Should I have chosen a different path?

Some introspection centered around that feeling of 'what if?'

I’ve been thinking a lot recently about why I made the decisions I have made and if I made the right ones. Specifically, I mean the professional/career decisions I’ve made. I’m a young professional, so there haven’t even been that many, but I wonder. Should I have gone a more technical route? Should I have gone a less technical route and embraced those passions? Did I make the right decision that led to where I am now?

Photo by Maria Teneva on Unsplash

I find I have a lot of conflicting thoughts about this. On the one hand, life is long, I am young, and even if I wasn’t, there is lots of time to make mistakes or course correct, or change my mind. There are countless examples of very successful people who changed career paths, mindsets or their entire lives a lot later in life than I am and kicked butt.

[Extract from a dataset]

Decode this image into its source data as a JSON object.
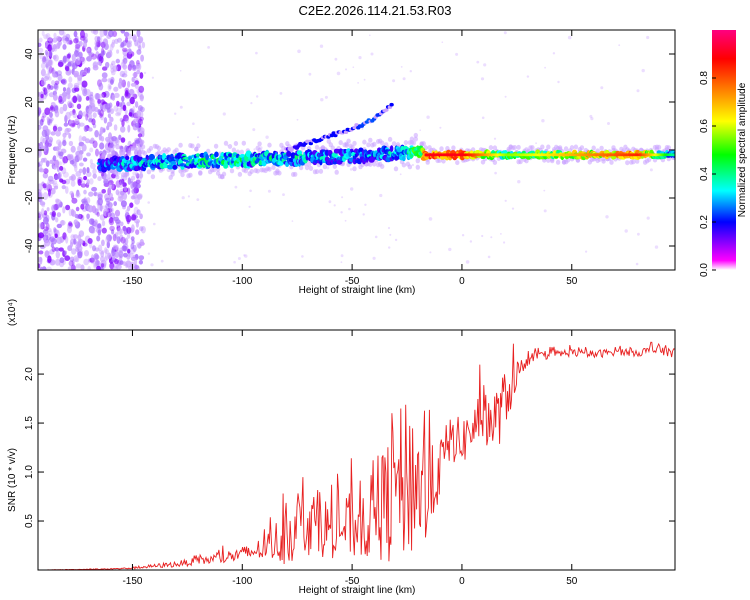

But on the other hand, life is short, who knows what’s going to happen. I’m hungry and ambitious and want to do the best I can, and I want to do it quickly.

I’ve had these kinds of ‘what if’ thoughts before and think I have a good mentality for dealing with them. But recently it's been different, more obtrusive. So I wanted to talk about it. Well, write about it, to myself—the answer to these questions though less interesting than the cause. You’ll never really know the answer to those questions, but boy do I not want to feel like I have to ask them.

The root of the problem

I think it’s ultimately because I am comparing myself to the people around me. Or to the people I see in daily life. Those are two vastly different things mind. Let me explain:

The people around me are my flatmates, my family, my friends and my colleagues. These are the people that I am around most days or at least every week. The people I see though are people on Twitter, or Youtube, or wherever else.

Now I know this to be an inherently flawed and stupid thing to do. All of those people are living different lives to me. They want different things; they have done different things; they have their own passions and vices. Comparing humans in this way is like comparing books by only reading one page. And yet, here I am.

Even if it wasn’t an inherently bad idea to compare myself to other people, it’s worse; I’m only comparing myself to their successes. I’m not comparing our entire lives; I’m only comparing myself to them where their successes align with my failures. No, not even failures, just insecurities. So I look at what they’re doing, how great it is, I think to myself ‘Boy I wish I could do that.’ and because I’m one of those annoying, positive, you can do anything, people. I think to myself ‘Fuck. What could I have done differently so I could be that great too.’

A solution

The trick though seems to be to extend that line of thinking. To not just focus on that one thing but look at the whole. Instead of comparing a single, random page at different places in two books, at least look at the blurb. That way, you can see where you are doing well, you can see how your goals might not line up so their path would have led you in the wrong direction. You can see how much further along their story they are. And maybe you can empathise and feel good about their accomplishments and not what this feeling is. Which is, let's be honest, envy.

Example?

Let me give an example. I have a flatmate who just got promoted at his job. He is now a DevOps Engineer, and he works at his dream company. His dream job, at his dream company, and he got a promotion. That’s awesome, on the one hand. On the other hand, damn, I wish I could be like that. Why aren’t I? What could I have done differently?

But you can already see a flaw. His dreams are not my dreams. Beyond that, I know this guy, he’s my friend and flatmate. He’s three years older than me, he studied and worked for the position he is in now, and yes, we have different goals, so we’re on different paths.

This is not the solution.

When I think this through, I can come up with even more reasons why we are on different paths. But it's a dangerous route to go down; it can get nasty. The best thing to do would be to take a deep breath, appreciate what you have, work towards your own goals and not give a shit what other people are doing. If they’re doing well, good for them, you do you. But I found this is a good practice for when that feeling creeps in.